Correcting misinformation on social media with a large language model
Xinyi Zhou, Ashish Sharma, Amy X. Zhang, Tim Althoff
TL;DR
Addressing misinformation on social media, the paper presents Muse, a retrieval-augmented, multimodal system that identifies inaccurate parts of content and explains why with grounded references. Muse comprises three components: a response generator built on an LLM, a hierarchical credibility-aware web retriever, and a multimodal integrator that converts images into text descriptions for evidence retrieval. In expert evaluations across 464 posts, Muse's overall response quality averaged 8.1/10, outperforming GPT-4 by 37% and high-helpfulness layperson responses by 29%. End-user perception study (n=988) shows Muse corrections raise the correct belief that misinformation is misleading by 9.8%, with a per-post cost around $0.5 at the time, and the approach generalizes across modalities, domains, and political leanings; limitations include no video input, English-only assessment on X Community Notes, and reliance on credible-source retrieval.
Abstract
Real-world information, often multimodal, can be misinformed or potentially misleading due to factual errors, outdated claims, missing context, misinterpretation, and more. Such "misinformation" is understudied, challenging to address, and harms many social domains -- particularly on social media, where it can spread rapidly. Manual correction that identifies and explains its (in)accuracies is widely accepted but difficult to scale.
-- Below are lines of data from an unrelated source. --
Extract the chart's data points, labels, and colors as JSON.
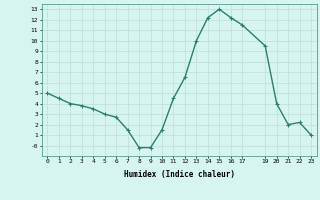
{
  "x": [
    0,
    1,
    2,
    3,
    4,
    5,
    6,
    7,
    8,
    9,
    10,
    11,
    12,
    13,
    14,
    15,
    16,
    17,
    19,
    20,
    21,
    22,
    23
  ],
  "y": [
    5,
    4.5,
    4,
    3.8,
    3.5,
    3,
    2.7,
    1.5,
    -0.2,
    -0.2,
    1.5,
    4.5,
    6.5,
    10,
    12.2,
    13,
    12.2,
    11.5,
    9.5,
    4,
    2,
    2.2,
    1
  ],
  "xlabel": "Humidex (Indice chaleur)",
  "line_color": "#2d7d6e",
  "marker": "+",
  "bg_color": "#d6f5f0",
  "grid_color": "#c0ddd8",
  "ylim": [
    -1,
    13.5
  ],
  "xlim": [
    -0.5,
    23.5
  ],
  "yticks": [
    0,
    1,
    2,
    3,
    4,
    5,
    6,
    7,
    8,
    9,
    10,
    11,
    12,
    13
  ],
  "ytick_labels": [
    "-0",
    "1",
    "2",
    "3",
    "4",
    "5",
    "6",
    "7",
    "8",
    "9",
    "10",
    "11",
    "12",
    "13"
  ],
  "xticks": [
    0,
    1,
    2,
    3,
    4,
    5,
    6,
    7,
    8,
    9,
    10,
    11,
    12,
    13,
    14,
    15,
    16,
    17,
    19,
    20,
    21,
    22,
    23
  ]
}
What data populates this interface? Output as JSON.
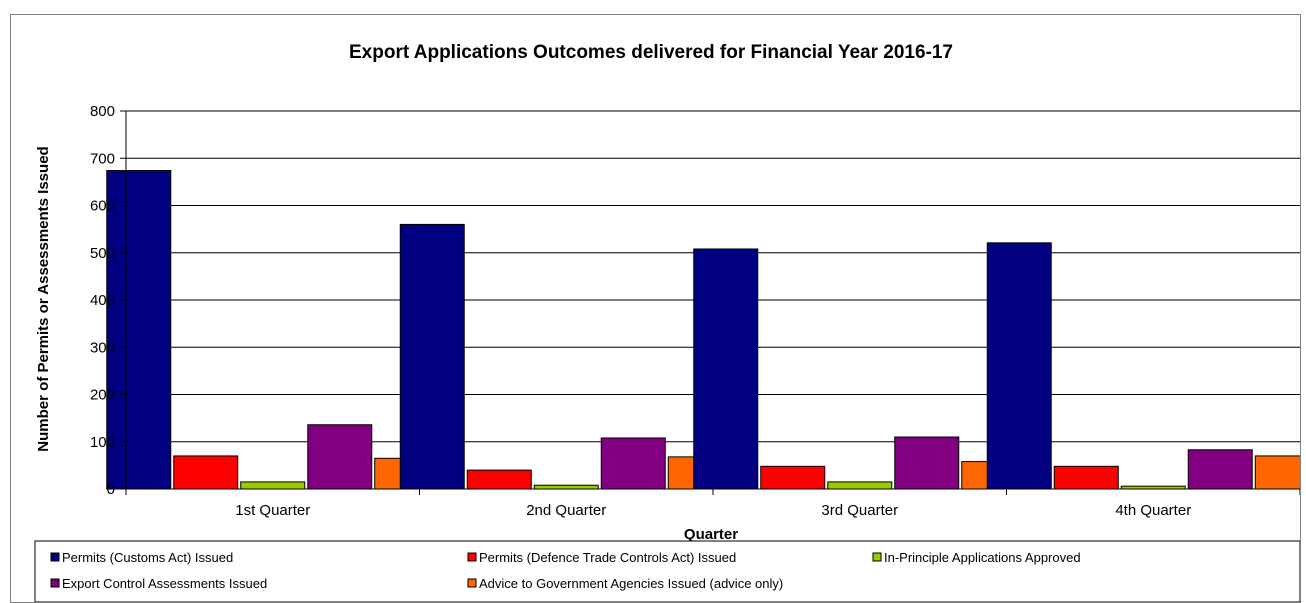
{
  "chart_data": {
    "type": "bar",
    "title": "Export Applications Outcomes delivered for Financial Year 2016-17",
    "xlabel": "Quarter",
    "ylabel": "Number of Permits or Assessments Issued",
    "categories": [
      "1st Quarter",
      "2nd Quarter",
      "3rd Quarter",
      "4th Quarter"
    ],
    "ylim": [
      0,
      800
    ],
    "yticks": [
      0,
      100,
      200,
      300,
      400,
      500,
      600,
      700,
      800
    ],
    "grid": true,
    "legend_position": "bottom",
    "series": [
      {
        "name": "Permits (Customs Act) Issued",
        "color": "#000080",
        "values": [
          674,
          560,
          508,
          521
        ]
      },
      {
        "name": "Permits (Defence Trade Controls Act) Issued",
        "color": "#ff0000",
        "values": [
          70,
          40,
          48,
          48
        ]
      },
      {
        "name": "In-Principle Applications Approved",
        "color": "#99cc00",
        "values": [
          15,
          8,
          15,
          6
        ]
      },
      {
        "name": "Export Control Assessments Issued",
        "color": "#800080",
        "values": [
          136,
          108,
          110,
          83
        ]
      },
      {
        "name": "Advice to Government Agencies Issued (advice only)",
        "color": "#ff6600",
        "values": [
          65,
          68,
          58,
          70
        ]
      }
    ]
  }
}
While large language models (LLMs) can generate human-like language that could accelerate misinformation correction, they struggle with outdated information, hallucinations, and limited multimodal capabilities. We propose MUSE, an LLM augmented with vision-language modeling and web retrieval over relevant, credible sources to generate responses that determine whether and which part(s) of the given content can be misinformed or potentially misleading, and to explain why with grounded references. We further define a comprehensive set of rubrics to measure response quality, ranging from the accuracy of identifications and factuality of explanations to the relevance and credibility of references. Results show that MUSE consistently produces high-quality outputs across diverse social media content (e.g., modalities, domains, political leanings), including content that has not previously been fact-checked online. Overall, MUSE outperforms GPT-4 by 37% and even high-quality responses from social media users by 29%. Our work provides a general methodological and evaluative framework for correcting misinformation at scale.